Journal de Jia Huadeng (2)
Les cheveux blancs de Papa
Le 4e jour du 6e mois, les Miao célèbrent la « fête du riz nouveau ». Cette année, Papa est revenu de son lointain travail pour passer la fête avec nous. Rentrée aussi chez moi, je ne vois pas Papa, je ne vois que Maman et Grand-mère. Je me mets à manger avec appétit, et juste à ce moment-là, Papa apparaît à la porte d’entrée, une cage à oiseau à la main. « Huadeng, tu es rentrée ! » dit-il joyeusement. Je me tourne vers lui et je sursaute : « Est-ce bien là mon père ? Pourquoi a-t-il tant vieilli ? » me dis-je au fond de moi. Les cheveux de Papa sont devenus tous blancs. Ses yeux se sont beaucoup enfoncés. Il a maigri. Il marche avec difficulté. Mon père se tue au travail loin d’ici pour nous faire vivre sans jamais se plaindre. Ses cheveux blancs, c’est aussi pour nous. Ses yeux cernés enfoncés dans leurs orbites, c’est aussi pour nous. L’année entière loin de son foyer, tout ce qu’il fait c’est pour que nous puissions continuer à vivre.
Maman me dit : « Sais-tu ? Chaque année quand ton père revient passer les fêtes de Nouvel an, il se teint les cheveux en noir juste avant de revenir au village.

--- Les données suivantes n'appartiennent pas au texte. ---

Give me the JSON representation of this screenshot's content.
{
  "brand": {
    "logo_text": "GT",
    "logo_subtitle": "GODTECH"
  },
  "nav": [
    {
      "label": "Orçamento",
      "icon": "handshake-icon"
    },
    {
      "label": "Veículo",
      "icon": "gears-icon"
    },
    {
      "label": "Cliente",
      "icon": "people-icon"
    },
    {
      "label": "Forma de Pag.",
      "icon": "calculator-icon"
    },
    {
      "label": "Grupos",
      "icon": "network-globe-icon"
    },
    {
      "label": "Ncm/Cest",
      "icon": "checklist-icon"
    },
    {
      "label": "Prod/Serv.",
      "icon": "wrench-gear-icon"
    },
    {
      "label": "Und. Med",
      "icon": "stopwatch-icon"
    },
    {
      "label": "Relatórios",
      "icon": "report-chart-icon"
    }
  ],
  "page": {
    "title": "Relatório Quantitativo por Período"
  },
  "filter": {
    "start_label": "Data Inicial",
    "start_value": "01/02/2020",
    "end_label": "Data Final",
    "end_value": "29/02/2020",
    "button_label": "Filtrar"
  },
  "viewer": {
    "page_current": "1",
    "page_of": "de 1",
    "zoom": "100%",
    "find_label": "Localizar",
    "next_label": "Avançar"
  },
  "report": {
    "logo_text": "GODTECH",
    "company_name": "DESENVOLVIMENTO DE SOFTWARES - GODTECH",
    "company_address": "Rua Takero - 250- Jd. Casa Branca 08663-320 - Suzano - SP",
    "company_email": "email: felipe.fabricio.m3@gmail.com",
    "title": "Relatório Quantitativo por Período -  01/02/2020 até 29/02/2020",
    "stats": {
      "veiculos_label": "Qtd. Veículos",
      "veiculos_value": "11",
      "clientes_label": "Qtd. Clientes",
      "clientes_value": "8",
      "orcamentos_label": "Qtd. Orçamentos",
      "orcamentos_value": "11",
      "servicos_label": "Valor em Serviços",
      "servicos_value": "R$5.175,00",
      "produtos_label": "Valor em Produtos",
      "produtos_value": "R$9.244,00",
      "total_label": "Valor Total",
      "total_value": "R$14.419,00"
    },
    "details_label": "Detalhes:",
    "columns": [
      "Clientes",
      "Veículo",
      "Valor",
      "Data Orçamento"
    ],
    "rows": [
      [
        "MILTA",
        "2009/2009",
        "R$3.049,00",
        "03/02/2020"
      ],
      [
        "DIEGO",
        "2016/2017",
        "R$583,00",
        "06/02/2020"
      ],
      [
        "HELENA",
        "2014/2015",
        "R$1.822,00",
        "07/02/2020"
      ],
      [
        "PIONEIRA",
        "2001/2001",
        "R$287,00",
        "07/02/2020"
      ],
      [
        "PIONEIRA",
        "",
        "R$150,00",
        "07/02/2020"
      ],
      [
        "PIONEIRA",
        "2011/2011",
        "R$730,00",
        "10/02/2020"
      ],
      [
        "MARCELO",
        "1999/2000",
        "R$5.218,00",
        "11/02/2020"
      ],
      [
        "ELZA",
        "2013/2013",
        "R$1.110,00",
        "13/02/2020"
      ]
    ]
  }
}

Cela lui donne un air plus jeune. » Je n’aurais jamais pensé qu’il puisse se teindre les cheveux pour paraître plus jeune. Cette fois-ci, pourquoi ne l’a-t-il pas fait ? D’abord j’ai pensé que c’était par coquetterie qu’il teignait ses cheveux, mais ce n’était pas cela. Il voulait garder un état d’esprit jeune pour continuer à travailler dur, pour que nous ses enfants puissions continuer à étudier dans de bonnes conditions. C’est pour nous que ses cheveux sont devenus blancs. Bien que Papa a vieilli, son sourire n’a pas changé, il a encore l’air jeune.